According to the IFI (Independent Fiscal Institution), a Senate body that monitors public accounts, collection will grow less, in line with a slowing inflation to 5.5% by the end of the year. Expenses will be largely linked to the double-digit advance in prices last year, when the IPCA was 10.06%.

“The IFI has been warning of the unsustainability of fiscal adjustments based on inflation since mid-2021. Let’s keep in mind that gross debt, after ending 2021 at 80.3% of GDP, is expected to grow in this and the coming years. , for example, has already grown by 1 percentage point of GDP throughout 2021 and interest rates on new Treasury issues are advancing month by month,” the institution said in its February monthly report.

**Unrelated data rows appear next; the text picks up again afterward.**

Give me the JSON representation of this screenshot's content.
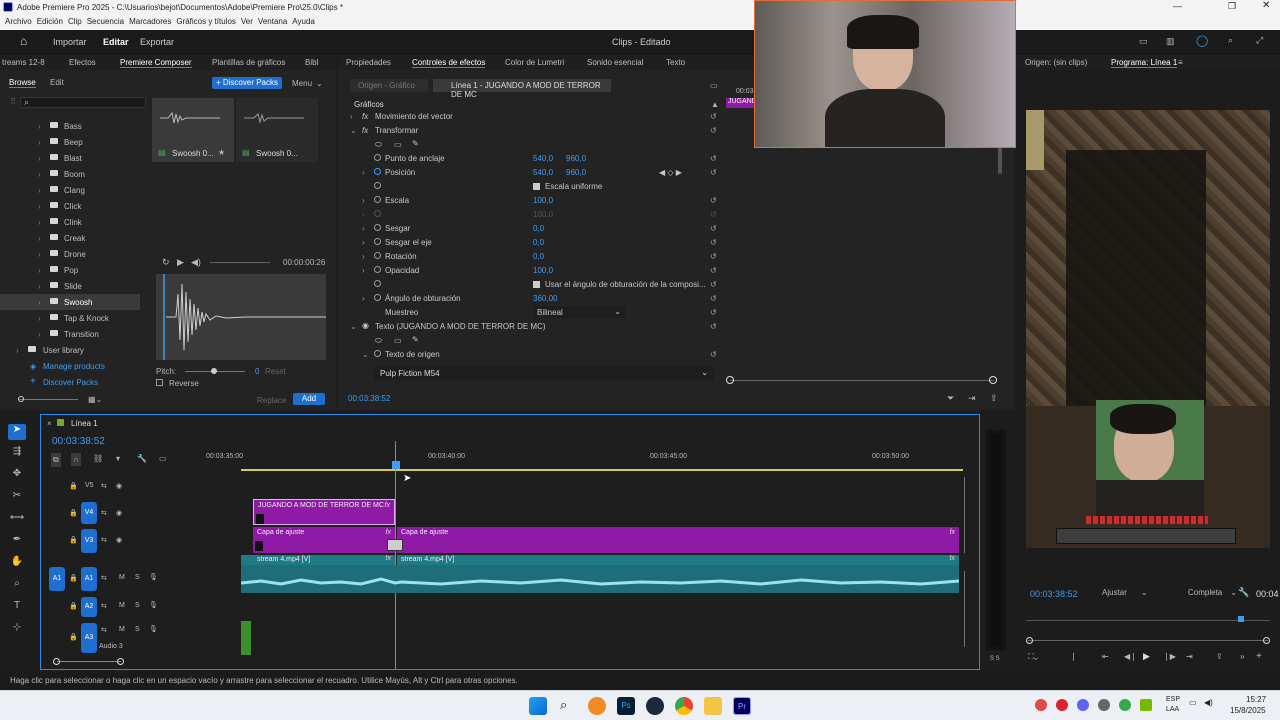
{
  "window": {
    "title": "Adobe Premiere Pro 2025 - C:\\Usuarios\\bejot\\Documentos\\Adobe\\Premiere Pro\\25.0\\Clips *"
  },
  "menu": [
    "Archivo",
    "Edición",
    "Clip",
    "Secuencia",
    "Marcadores",
    "Gráficos y títulos",
    "Ver",
    "Ventana",
    "Ayuda"
  ],
  "app": {
    "workspaces": [
      "Importar",
      "Editar",
      "Exportar"
    ],
    "project": "Clips - Editado"
  },
  "left_panel": {
    "tabs": [
      "treams 12-8",
      "Efectos",
      "Premiere Composer",
      "Plantillas de gráficos",
      "Bibl"
    ],
    "subtabs": [
      "Browse",
      "Edit"
    ],
    "discover_packs": "+ Discover Packs",
    "menu_label": "Menu",
    "folders": [
      "Bass",
      "Beep",
      "Blast",
      "Boom",
      "Clang",
      "Click",
      "Clink",
      "Creak",
      "Drone",
      "Pop",
      "Slide",
      "Swoosh",
      "Tap & Knock",
      "Transition"
    ],
    "selected_folder": "Swoosh",
    "user_library": "User library",
    "manage_products": "Manage products",
    "discover_packs_link": "Discover Packs",
    "tiles": [
      "Swoosh 0...",
      "Swoosh 0..."
    ],
    "player_time": "00:00:00:26",
    "pitch_label": "Pitch:",
    "pitch_value": "0",
    "reset_label": "Reset",
    "reverse_label": "Reverse",
    "replace_label": "Replace",
    "add_label": "Add"
  },
  "effects_panel": {
    "tabs": [
      "Propiedades",
      "Controles de efectos",
      "Color de Lumetri",
      "Sonido esencial",
      "Texto"
    ],
    "source_tab": "Origen - Gráfico",
    "clip_tab": "Línea 1 - JUGANDO A MOD DE TERROR DE MC",
    "mini_time": "00:03",
    "mini_clip": "JUGAND",
    "section": "Gráficos",
    "motion_vector": "Movimiento del vector",
    "transform": "Transformar",
    "props": [
      {
        "label": "Punto de anclaje",
        "v1": "540,0",
        "v2": "960,0"
      },
      {
        "label": "Posición",
        "v1": "540,0",
        "v2": "960,0"
      },
      {
        "label": "Escala uniforme"
      },
      {
        "label": "Escala",
        "v1": "100,0"
      },
      {
        "label": "",
        "v1": "100,0"
      },
      {
        "label": "Sesgar",
        "v1": "0,0"
      },
      {
        "label": "Sesgar el eje",
        "v1": "0,0"
      },
      {
        "label": "Rotación",
        "v1": "0,0"
      },
      {
        "label": "Opacidad",
        "v1": "100,0"
      },
      {
        "label": "Usar el ángulo de obturación de la composi..."
      },
      {
        "label": "Ángulo de obturación",
        "v1": "360,00"
      },
      {
        "label": "Muestreo",
        "v1": "Bilineal"
      },
      {
        "label": "Texto (JUGANDO A MOD DE TERROR DE MC)"
      },
      {
        "label": ""
      },
      {
        "label": "Texto de origen"
      }
    ],
    "font": "Pulp Fiction M54",
    "timecode": "00:03:38:52"
  },
  "program_panel": {
    "tabs": [
      "Origen: (sin clips)",
      "Programa: Línea 1"
    ],
    "timecode": "00:03:38:52",
    "fit": "Ajustar",
    "quality": "Completa",
    "right_time": "00:04"
  },
  "timeline": {
    "sequence": "Línea 1",
    "timecode": "00:03:38:52",
    "ruler": [
      "00:03:35:00",
      "00:03:40:00",
      "00:03:45:00",
      "00:03:50:00"
    ],
    "tracks": [
      {
        "id": "V5",
        "name": ""
      },
      {
        "id": "V4",
        "name": ""
      },
      {
        "id": "V3",
        "name": ""
      },
      {
        "id": "A1",
        "name": ""
      },
      {
        "id": "A2",
        "name": ""
      },
      {
        "id": "A3",
        "name": "Audio 3"
      }
    ],
    "clips": {
      "title": "JUGANDO A MOD DE TERROR DE MC",
      "adj1": "Capa de ajuste",
      "adj2": "Capa de ajuste",
      "stream1": "stream 4.mp4 [V]",
      "stream2": "stream 4.mp4 [V]",
      "fx": "fx"
    }
  },
  "status_bar": "Haga clic para seleccionar o haga clic en un espacio vacío y arrastre para seleccionar el recuadro. Utilice Mayús, Alt y Ctrl para otras opciones.",
  "taskbar": {
    "lang1": "ESP",
    "lang2": "LAA",
    "time": "15:27",
    "date": "15/8/2025"
  },
  "colors": {
    "accent": "#2d8ceb",
    "clip_purple": "#8e1aa6",
    "clip_teal": "#1d7b86",
    "audio_green": "#3e8e2a"
  }
}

Fitch also warns that, although rising prices have a short-term beneficial effect on debt, they tend to negatively impact the indicator over time. As central banks decide to react to rising prices and investors demand higher returns in real terms, nominal interest rates rise and GDP slows.

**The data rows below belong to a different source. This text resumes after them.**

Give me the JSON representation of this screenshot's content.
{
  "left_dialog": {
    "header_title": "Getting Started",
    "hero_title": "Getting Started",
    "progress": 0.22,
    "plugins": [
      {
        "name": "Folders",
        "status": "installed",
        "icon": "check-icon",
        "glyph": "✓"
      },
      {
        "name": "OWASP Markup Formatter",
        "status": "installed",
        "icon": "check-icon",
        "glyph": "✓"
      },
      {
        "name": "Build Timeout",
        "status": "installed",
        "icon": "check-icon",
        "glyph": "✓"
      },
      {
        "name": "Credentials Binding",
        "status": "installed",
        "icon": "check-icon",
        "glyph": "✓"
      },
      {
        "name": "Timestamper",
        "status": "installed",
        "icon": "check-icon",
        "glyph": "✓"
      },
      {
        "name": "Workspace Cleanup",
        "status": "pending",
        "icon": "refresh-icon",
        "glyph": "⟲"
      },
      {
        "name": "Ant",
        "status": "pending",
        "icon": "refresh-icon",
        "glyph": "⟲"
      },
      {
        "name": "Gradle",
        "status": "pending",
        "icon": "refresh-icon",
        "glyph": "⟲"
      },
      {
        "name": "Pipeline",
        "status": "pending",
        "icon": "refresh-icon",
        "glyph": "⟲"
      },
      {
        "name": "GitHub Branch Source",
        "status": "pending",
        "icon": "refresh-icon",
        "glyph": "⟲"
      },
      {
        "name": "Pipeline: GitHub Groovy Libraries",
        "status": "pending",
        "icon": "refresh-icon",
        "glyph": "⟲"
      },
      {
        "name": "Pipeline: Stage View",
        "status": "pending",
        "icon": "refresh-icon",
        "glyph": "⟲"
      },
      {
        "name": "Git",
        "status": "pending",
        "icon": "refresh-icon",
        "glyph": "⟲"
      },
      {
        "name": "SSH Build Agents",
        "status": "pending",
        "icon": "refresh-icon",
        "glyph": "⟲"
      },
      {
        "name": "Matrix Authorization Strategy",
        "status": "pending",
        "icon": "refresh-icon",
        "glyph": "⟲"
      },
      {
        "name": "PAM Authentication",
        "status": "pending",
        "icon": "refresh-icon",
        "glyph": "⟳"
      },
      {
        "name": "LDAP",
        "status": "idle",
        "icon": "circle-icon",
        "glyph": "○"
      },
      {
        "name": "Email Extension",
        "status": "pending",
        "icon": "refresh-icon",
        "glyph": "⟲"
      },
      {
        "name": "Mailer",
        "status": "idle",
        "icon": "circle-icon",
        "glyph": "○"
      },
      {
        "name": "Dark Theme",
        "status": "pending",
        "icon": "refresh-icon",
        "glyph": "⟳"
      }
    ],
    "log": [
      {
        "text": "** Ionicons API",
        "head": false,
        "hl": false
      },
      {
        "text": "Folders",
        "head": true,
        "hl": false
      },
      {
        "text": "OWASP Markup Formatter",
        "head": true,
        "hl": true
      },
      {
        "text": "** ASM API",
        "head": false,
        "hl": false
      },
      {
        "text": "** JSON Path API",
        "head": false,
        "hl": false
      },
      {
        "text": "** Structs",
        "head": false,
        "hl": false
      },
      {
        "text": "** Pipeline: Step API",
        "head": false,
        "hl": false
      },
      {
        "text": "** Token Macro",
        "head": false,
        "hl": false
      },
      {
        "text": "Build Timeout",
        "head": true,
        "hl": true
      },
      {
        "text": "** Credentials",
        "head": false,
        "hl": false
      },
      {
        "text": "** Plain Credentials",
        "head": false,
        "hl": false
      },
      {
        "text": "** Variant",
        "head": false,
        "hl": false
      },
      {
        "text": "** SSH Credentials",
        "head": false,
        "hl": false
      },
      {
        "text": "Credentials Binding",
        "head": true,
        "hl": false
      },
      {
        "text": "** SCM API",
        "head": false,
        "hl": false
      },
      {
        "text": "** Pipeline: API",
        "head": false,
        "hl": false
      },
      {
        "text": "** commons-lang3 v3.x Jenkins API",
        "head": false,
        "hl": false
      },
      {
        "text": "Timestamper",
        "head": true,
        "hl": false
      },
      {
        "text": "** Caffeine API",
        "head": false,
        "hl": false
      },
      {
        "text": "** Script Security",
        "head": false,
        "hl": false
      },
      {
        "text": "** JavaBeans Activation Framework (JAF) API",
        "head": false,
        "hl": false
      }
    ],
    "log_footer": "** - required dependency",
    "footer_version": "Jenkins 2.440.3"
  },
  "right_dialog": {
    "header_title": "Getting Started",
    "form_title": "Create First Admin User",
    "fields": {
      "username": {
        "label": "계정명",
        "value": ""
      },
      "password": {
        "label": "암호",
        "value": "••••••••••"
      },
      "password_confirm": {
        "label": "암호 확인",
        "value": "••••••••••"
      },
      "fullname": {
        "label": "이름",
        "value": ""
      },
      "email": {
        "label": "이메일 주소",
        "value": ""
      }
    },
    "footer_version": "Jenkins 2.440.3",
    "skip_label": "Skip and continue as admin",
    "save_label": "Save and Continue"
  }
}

“Central banks may find it necessary to aggressively raise interest rates, resulting in higher real rates and possibly pushing the economy into recession,” say agency analysts James McCormack and Ed Parker.

Fitch says future debt relief will increasingly depend on fiscal adjustments to improve primary outcomes. It also says that favorable conditions for GDP growth above interest rates have proved not to be sufficient in the recent past.

About two-thirds of the countries analyzed had growth rates above interest rates in the last two decades, but government debt still increased.

In 2023, when the debt level should remain stable, according to Fitch, the only debt reduction factor that will advance in relation to 2022 will be the improvement in the primary result.